As with the discussion around men’s hormones, this data is exciting, but also a bit singular. When we try to understand the full scope of how any ingredient works, we want to be able to point to a large body of evidence that helps paint a more detailed picture of benefits and pathways. We’re very excited to learn more about how shilajit can help women who may be struggling to maintain bone mineral density as more research surfaces in the future. 

Muscle Health 

Finally, a clinical trial investigated Shilajit to see if it could have a positive impact on muscle performance. (4) It was found that subjects consuming 500mg of Shilajit per day were able to perform with greater intensity after a fatiguing exercise protocol compared to subjects who had been given a placebo for 8 weeks.

How Can I Take Shilajit? 

Shilajit is currently available in a range of different formats. The most common is in pill form so that should be the easiest to find.
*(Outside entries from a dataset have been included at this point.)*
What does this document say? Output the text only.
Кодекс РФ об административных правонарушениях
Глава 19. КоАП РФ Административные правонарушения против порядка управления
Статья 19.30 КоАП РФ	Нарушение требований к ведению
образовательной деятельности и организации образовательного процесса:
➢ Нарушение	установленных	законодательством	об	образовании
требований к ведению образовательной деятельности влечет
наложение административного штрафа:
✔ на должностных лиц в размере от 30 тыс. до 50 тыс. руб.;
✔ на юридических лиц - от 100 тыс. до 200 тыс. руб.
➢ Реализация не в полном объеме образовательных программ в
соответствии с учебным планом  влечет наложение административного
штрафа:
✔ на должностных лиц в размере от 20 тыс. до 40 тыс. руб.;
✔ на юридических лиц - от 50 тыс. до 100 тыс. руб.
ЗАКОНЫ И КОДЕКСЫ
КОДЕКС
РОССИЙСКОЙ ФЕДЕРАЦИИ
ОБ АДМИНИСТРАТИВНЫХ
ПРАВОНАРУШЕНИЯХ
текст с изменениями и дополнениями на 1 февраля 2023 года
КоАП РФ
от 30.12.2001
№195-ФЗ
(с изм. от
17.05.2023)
You may also see shilajit in some ready-to-mix powder supplements as well as drinks and droppers. Doses of shilajit in prorducts have a fairly wide range – anywhere from 100-1000mg per serving. Always discuss supplement use with your doctor or nutritionist to determine what’s best for you. 

Bottom Line

Shilajit is a popular ingredient that has some very interesting preliminary results from clinical trials. You may start seeing it become more prevalent in formulas focused on Men’s Testosterone or other hormone-related functions. If you’re curious, give it a go! Just make sure to follow all directions for use and talk to your primary care doctor about what’s right for you.

References 

  1. Pandit, S., Biswas, S., Jana, U., De, R. K., Mukhopadhyay, S. C., & Biswas, T. K. (2016). Clinical evaluation of purified Shilajit on testosterone levels in healthy volunteers. Andrologia, 48(5), 570-575. 
  1. Biswas, T. K., Pandit, S., Mondal, S., Biswas, S. K., Jana, U., Ghosh, T., … & Auddy, B. (2010). Clinical evaluation of spermatogenic activity of processed Shilajit in oligospermia. Andrologia, 42(1), 48-56. 
  1. Pingali, U., & Nutalapati, C. (2022). Shilajit extract reduces oxidative stress, inflammation, and bone loss to dose-dependently preserve bone mineral density in postmenopausal women with osteopenia: A randomized, double-blind, placebo-controlled trial. Phytomedicine, 105, 154334. 
  1. Keller, J. L., Housh, T. J., Hill, E. C., Smith, C. M., Schmidt, R. J., & Johnson, G. O. (2019). The effects of Shilajit supplementation on fatigue-induced decreases in muscular strength and serum hydroxyproline levels. Journal of the International Society of Sports Nutrition, 16, 1-9.